Closed Jellyfish-Red closed 10 years ago
Found the reason why. R-Vaues, or, more specificallly, the Pearson product-moment correlation coefficient, measures linear correlation. In other words, when there's highly-curved data, the R-values provided are useless. In said cases, we need to use an alternate method to provide interpolation validity.
(Kind of) Confirmed: There are no really good general algorithms to calculate goodness of fit of any curve and provide a benchmark for comparison (nor for Confidence Intervals).
Changes will be as follows: 1) Pearson's R values will be provided for InterpolationType.LINEAR interpolations. 2) Goodness of Fit Sum of Squares Error values will be provided for any other InterpolationType interpolations.
Changes will be made on 22/2/2014.
Small note: Apache Commons Math's Spline Interpolations, by virtue of marking the original data set's values as knot points, should not require R-values or other verifying information, as they will automatically try to hit all the values.

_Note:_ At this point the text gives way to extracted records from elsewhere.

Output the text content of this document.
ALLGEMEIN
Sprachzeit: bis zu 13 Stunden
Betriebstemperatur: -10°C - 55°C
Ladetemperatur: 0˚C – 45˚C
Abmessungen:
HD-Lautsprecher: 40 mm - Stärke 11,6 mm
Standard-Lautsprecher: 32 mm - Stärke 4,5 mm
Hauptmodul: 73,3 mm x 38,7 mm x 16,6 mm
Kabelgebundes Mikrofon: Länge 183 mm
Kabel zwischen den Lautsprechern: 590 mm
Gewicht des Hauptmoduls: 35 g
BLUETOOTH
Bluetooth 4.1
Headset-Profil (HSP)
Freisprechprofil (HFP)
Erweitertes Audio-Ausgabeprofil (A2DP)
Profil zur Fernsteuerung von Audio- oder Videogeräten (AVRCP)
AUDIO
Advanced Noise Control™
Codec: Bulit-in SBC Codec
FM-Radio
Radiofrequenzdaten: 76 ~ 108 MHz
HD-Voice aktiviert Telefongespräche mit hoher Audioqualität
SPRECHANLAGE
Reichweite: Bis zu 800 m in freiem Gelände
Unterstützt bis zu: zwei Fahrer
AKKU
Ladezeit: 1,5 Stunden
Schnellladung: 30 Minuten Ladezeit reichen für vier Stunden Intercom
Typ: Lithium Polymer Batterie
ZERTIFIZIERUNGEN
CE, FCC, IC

Obviously, this might result in very awkward curves, but that's where finding outliers might work.
Fixed it on 3/10/2014:
1) Linear Regressions use the old Pearson's R format provided via Apache Commons Math and the DataConfidence class. 2) Polynomial (Quadratic, Cubic, Quartic) functions use the NEW "showRSquaredValidity (DataSet, PolynomialFunction2D)" function located currently in the Interpolator class. This class calculates the R-Squared value, which isn't automatically verifiable, but it's good enough. 3) Atypical functions of obtaining data interpolations use the "showRSquaredValidity (DataSet, PolynomialSplineFunction)" function currently located in the Interpolator class. This method calculates the R-Squared value as well. (See previous point for drawback of R-squared.)
As such, this issue is now fixed.
As it says on the tin: Apparently, the Spline Interpolation test provides worthless R-values.